Steve Brine held his much-anticipated public meeting about the UK Aid programme with Stephen O'Brien MP and around 100 constituents at St Paul's Church in Fulflood on Thursday 8th November.
The local MP, who has been a questioning friend of Ministers in the Department for International Development (DfID) since his election said he was delighted at the turnout and the range and depth of issues covered over the meeting. Stephen O'Brien is a former Minister at DfID (May 2010 – Sept 2012) and is currently the Prime Minister's Special Envoy to the Sahel region of northern Africa.
Before Mr O'Brien arrived, the meeting heard from a number of local people who have an interest in the area or work in the field. Steve Brine chatted with Jennifer Hanson, a 24 year-old primary school teacher from Micheldever, who told the meeting about her work in Africa through the charity she founded in Nakuru, Kenya called Tumaini Kenya. It has been registered as a charitable project with the UK based charity Hope for Children.
She was followed by the well-known local resident Rosemary Dunhill, who works with the Winchester Fairtrade Network, and Dr Nicholas Grey who founded much-loved local charity Wells for India.
The meeting then heard from Stephen O'Brien who spoke about his time growing up in Tanzania and gave the context of the UK Aid commitment which is on course to meet the UN Millenium Development Goal of Britain spending 0.7% of her gross national income on overseas aid by 2015. He then took questions for around ninety minutes from the floor.
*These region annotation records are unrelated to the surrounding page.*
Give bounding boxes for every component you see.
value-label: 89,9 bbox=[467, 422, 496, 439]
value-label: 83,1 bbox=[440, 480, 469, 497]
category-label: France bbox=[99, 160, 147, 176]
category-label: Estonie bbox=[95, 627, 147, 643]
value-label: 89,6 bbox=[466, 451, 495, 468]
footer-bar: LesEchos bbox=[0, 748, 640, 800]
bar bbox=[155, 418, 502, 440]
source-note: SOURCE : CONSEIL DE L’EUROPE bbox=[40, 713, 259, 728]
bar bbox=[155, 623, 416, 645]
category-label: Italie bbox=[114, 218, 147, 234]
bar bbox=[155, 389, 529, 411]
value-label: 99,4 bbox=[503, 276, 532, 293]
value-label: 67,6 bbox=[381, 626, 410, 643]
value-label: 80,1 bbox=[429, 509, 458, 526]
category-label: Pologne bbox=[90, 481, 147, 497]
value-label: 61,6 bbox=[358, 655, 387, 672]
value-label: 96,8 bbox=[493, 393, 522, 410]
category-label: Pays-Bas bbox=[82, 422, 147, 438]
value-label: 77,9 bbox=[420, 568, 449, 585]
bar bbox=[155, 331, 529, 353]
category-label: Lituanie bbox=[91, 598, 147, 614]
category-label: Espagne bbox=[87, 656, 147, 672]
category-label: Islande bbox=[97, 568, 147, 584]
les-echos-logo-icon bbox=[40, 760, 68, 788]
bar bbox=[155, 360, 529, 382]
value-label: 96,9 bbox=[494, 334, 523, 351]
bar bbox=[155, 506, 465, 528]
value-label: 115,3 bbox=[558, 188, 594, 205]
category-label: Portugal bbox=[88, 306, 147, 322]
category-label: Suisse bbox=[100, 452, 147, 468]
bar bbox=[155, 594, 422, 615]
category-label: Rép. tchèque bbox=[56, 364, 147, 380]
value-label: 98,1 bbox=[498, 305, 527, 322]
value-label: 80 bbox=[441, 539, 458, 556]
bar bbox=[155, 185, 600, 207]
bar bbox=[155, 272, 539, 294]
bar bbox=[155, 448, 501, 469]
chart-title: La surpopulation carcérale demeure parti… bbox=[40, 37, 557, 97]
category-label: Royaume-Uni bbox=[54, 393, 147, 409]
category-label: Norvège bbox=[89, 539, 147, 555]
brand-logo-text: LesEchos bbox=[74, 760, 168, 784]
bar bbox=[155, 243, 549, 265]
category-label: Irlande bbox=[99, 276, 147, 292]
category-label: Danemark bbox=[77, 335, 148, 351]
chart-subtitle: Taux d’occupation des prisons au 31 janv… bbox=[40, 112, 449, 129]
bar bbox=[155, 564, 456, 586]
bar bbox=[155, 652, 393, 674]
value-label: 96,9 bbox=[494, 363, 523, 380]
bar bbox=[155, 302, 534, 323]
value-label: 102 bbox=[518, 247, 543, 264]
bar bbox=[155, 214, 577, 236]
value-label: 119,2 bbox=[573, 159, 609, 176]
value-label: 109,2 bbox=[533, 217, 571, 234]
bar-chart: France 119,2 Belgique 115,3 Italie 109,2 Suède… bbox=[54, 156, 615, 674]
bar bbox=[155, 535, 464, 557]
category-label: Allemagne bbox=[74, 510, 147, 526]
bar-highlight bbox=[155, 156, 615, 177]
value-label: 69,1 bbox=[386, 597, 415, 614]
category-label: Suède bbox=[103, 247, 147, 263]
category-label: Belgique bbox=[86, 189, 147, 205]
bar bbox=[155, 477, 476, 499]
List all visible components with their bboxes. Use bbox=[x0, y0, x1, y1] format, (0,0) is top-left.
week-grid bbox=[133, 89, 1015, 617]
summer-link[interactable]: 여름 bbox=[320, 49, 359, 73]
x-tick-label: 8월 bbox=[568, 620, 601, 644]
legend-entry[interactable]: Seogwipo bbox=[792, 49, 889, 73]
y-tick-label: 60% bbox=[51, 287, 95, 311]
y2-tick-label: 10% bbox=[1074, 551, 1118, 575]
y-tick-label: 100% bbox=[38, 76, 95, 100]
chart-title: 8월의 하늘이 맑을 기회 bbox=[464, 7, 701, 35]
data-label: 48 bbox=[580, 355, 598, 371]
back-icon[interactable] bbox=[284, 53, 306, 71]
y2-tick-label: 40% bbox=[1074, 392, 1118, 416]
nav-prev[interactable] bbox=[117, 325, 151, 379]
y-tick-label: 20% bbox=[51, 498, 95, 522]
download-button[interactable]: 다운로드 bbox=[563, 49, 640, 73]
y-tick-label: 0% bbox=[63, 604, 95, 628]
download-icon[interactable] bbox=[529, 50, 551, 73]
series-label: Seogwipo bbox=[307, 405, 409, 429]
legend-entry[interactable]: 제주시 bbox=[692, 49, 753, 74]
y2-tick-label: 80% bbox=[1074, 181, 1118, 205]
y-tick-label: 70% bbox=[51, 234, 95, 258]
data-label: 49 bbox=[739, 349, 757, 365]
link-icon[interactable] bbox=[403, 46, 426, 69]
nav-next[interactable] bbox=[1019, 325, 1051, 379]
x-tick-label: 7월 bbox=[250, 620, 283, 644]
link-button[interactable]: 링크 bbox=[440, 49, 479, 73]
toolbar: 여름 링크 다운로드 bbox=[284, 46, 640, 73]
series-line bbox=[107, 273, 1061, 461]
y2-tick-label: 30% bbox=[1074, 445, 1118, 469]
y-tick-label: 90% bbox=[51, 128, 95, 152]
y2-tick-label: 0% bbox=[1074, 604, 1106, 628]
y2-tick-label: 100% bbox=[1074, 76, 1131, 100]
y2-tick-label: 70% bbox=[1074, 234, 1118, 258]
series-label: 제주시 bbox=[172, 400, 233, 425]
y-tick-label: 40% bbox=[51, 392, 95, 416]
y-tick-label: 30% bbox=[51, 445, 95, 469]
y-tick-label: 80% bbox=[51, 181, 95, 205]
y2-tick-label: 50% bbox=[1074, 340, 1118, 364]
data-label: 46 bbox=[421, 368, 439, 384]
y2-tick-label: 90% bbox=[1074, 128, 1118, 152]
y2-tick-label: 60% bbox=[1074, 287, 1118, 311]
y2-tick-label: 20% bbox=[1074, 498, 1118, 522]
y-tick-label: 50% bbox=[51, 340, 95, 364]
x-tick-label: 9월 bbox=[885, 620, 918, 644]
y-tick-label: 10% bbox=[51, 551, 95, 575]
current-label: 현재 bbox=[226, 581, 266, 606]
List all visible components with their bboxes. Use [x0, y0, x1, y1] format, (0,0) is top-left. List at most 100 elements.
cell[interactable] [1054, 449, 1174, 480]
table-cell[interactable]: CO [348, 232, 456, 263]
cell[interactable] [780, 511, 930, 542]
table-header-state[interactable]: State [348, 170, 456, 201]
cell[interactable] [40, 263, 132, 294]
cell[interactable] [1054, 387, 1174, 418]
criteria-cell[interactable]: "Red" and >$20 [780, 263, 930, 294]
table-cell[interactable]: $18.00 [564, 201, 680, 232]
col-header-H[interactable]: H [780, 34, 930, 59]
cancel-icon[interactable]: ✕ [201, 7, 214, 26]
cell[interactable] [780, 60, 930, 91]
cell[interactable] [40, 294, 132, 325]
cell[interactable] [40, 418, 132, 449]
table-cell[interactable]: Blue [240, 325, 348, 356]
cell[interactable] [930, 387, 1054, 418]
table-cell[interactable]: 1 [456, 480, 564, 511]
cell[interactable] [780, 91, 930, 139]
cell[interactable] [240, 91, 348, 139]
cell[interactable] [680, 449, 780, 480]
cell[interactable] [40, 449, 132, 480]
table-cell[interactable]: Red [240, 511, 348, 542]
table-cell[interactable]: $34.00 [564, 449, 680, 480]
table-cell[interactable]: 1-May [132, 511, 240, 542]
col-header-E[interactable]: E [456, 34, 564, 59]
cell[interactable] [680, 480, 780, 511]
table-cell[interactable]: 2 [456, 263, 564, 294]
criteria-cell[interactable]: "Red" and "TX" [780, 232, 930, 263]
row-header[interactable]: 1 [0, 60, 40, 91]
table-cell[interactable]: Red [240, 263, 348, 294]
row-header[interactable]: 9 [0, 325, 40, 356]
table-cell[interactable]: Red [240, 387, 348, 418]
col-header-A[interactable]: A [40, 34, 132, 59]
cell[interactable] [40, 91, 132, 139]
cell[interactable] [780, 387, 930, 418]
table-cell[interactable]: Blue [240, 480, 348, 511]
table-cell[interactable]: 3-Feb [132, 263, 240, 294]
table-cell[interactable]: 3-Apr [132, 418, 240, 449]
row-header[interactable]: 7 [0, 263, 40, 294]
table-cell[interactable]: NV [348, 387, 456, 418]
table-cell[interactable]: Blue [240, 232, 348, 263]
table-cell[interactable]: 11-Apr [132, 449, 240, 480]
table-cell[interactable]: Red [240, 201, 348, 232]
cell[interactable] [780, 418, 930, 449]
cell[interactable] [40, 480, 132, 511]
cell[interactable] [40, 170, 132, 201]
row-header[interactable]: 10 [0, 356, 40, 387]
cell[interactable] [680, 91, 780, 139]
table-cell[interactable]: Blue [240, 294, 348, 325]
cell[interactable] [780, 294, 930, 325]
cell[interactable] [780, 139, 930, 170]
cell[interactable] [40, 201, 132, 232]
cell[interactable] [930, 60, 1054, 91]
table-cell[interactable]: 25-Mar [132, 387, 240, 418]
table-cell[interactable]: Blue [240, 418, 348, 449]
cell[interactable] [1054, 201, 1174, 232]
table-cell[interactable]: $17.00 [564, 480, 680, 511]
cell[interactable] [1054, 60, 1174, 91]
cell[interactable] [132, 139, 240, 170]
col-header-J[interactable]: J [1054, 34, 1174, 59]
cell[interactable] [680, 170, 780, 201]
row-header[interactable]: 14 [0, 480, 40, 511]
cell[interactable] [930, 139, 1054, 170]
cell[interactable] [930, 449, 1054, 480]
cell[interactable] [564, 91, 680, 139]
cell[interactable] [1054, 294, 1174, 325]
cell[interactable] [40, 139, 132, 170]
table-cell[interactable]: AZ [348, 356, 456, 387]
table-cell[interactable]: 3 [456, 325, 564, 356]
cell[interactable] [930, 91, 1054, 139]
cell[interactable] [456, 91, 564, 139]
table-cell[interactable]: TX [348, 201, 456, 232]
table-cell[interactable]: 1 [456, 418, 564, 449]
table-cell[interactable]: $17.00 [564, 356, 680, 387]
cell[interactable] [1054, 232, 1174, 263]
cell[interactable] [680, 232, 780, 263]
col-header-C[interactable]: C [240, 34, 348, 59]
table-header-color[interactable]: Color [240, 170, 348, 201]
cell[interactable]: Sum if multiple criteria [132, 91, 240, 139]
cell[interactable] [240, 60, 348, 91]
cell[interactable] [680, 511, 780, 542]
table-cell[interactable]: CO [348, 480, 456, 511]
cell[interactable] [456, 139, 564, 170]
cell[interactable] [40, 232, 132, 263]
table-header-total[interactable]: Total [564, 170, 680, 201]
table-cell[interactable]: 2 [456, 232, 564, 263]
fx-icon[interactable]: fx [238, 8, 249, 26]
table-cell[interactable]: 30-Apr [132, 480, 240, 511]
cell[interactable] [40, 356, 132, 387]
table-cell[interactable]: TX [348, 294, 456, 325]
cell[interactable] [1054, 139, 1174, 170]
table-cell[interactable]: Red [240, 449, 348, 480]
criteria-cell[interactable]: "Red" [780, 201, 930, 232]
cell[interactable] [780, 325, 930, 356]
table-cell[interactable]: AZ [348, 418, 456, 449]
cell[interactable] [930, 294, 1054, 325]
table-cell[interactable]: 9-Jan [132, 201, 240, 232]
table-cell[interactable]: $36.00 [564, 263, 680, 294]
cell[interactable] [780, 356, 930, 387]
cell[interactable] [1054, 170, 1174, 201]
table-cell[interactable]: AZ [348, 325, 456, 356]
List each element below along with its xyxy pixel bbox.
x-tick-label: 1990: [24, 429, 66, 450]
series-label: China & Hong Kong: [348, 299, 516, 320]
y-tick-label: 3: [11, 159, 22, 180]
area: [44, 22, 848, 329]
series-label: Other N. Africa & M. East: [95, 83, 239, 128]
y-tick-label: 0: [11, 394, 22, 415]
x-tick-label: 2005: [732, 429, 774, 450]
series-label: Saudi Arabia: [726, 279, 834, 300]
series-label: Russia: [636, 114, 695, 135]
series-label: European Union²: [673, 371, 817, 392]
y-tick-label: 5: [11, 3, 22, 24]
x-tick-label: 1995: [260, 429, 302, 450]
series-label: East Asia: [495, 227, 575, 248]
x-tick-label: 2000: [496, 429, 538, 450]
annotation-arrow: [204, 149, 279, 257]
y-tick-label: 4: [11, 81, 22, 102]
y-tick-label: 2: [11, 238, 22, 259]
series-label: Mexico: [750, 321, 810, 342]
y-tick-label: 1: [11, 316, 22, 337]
Steve said: "I was delighted that Stephen O'Brien took time out of his busy schedule to come to Winchester and answer our questions on this high-profile and controversial coalition policy area. It was apparent to everyone present that he is absolutely on top of his brief and it was so interesting to hear him speak from such personal experience about some desperately poor
communities across the globe. It is little wonder the Prime Minister has just made him a Special Envoy in such a key region
"The participation from the floor was superb, and it was great to see so many new faces as well as many of those who are well known in the city for their passionate charitable work. We managed to cover a huge amount of ground, including the moral and political reasons for aid, the future of UK Aid in India, micro-financing, al-Qaeda tactics in exploiting the poor and vulnerable, the 0.7% of GDP budget commitment as well as the challenges Ministers continue to face in selling the UK Aid policy to many voters worriedabout financial constraints at home.
"I hope constituents enjoyed the event and whether they came away believing UK Aid money is well spent or not, they felt it was a unique chance to hear from the horse's mouth some of the ways it is being used around the world."
Among those attending were a group of girls from St Swithun's School and Rev Peter Seal who is Rector of St Matthew's with St Paul's.